Forty years ago, when grizzly bears gained protection under the Endangered Species Act, they were in serious trouble. In the lower 48 states the bear held just two percent of its former range, with only 800 to 1000 individuals persisting in five or six holdout communities.
The most southernmost and isolated of these populations was the bears of the famous Yellowstone and Grand Teton National park, thought to be just 136 or so members strong.
Now, after decades of dedicated conservation efforts, researchers have begun to investigate just how effective recovery work has been, looking at the census and health data collected on individual animals by the Interagency grizzly study team on a regular basis from the period of 1982 to 2007.
They’ve concluded that the grizzly’s of Yellowstone are doing pretty well as far as we can tell, having increased their effective breeding size fourfold over this time period.
Pauline Kamath says that these findings are very positive. She explains gathering this kind of information is extremely difficult, but that the scenario is unique, allowing them to dig deeper into the question than a lot of other active conservation projects.
‘For this type of analyses you need the assumption of both longterm isolation and longterm longitudinal data. We’ve got both, with the bear’s having been isolated for 100 years, and the grizzly team out there routinely gathering data samples from blood, to hair and even tissues samples.’

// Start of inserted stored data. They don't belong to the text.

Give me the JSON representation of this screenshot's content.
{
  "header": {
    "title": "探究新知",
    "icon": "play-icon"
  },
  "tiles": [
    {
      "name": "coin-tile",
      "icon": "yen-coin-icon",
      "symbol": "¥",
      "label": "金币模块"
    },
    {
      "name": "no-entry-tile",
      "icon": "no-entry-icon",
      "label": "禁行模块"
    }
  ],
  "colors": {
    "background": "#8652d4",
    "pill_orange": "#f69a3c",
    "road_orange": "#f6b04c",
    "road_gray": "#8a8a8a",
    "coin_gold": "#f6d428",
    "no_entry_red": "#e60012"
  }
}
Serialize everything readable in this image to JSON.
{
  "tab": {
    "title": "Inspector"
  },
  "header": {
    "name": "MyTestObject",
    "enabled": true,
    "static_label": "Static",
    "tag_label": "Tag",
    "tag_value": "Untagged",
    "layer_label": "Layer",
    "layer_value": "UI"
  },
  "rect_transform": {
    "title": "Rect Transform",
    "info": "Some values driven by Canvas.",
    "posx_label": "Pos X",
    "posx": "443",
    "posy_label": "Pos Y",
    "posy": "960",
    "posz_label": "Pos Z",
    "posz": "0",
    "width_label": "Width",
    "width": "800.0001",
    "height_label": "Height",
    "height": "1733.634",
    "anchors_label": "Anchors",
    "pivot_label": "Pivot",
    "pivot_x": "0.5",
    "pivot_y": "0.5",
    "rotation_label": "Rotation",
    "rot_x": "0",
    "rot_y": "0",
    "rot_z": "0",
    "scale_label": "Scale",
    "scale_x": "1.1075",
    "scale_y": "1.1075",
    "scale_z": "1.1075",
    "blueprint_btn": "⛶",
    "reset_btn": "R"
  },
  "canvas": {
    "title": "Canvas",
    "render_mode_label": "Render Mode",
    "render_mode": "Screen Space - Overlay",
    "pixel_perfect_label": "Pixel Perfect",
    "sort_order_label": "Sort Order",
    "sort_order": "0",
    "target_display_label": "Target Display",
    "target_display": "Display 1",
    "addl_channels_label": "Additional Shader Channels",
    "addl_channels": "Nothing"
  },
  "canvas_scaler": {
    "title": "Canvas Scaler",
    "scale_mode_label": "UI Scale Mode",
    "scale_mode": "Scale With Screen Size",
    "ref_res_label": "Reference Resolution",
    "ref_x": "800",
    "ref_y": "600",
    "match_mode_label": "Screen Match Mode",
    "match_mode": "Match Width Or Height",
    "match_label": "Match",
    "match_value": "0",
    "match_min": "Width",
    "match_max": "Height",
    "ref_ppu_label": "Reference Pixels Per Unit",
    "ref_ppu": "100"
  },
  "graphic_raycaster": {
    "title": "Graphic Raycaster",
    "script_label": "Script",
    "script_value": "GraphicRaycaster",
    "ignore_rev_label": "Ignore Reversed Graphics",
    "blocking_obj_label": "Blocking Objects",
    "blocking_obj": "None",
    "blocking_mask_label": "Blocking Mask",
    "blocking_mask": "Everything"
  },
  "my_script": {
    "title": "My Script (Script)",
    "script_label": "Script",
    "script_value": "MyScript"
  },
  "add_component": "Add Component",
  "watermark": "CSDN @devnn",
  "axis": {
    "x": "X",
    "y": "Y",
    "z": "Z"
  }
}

Kamath explains that their calculations don’t tell us the direct number of bears on the ground, but rather gives insight into the group’s mating patterns. The effective breeding size actually gives insight into how the species’ genes are doing, a big worry for recovering, isolated populations which are in a constant state of genetic diversity loss.
This sounds bad, but as long as the genetic pool stays big enough to counteract these losses, there’s no reason for concern. The study determined the bear’s genetic diversity rate has stayed more or less the same over this growth period, not exhibiting big losses, so Kamath says there’s no reason to worry right now.
In the future the team hopes to answer more specific questions, and use all this information to better comprehend their first findings. They’d like to know details like the group’s rate of reproduction, how far cubs disperse and their true population size, but for now it seems safe to say the grizzly bears of Yellowstone are definitely on the up and up.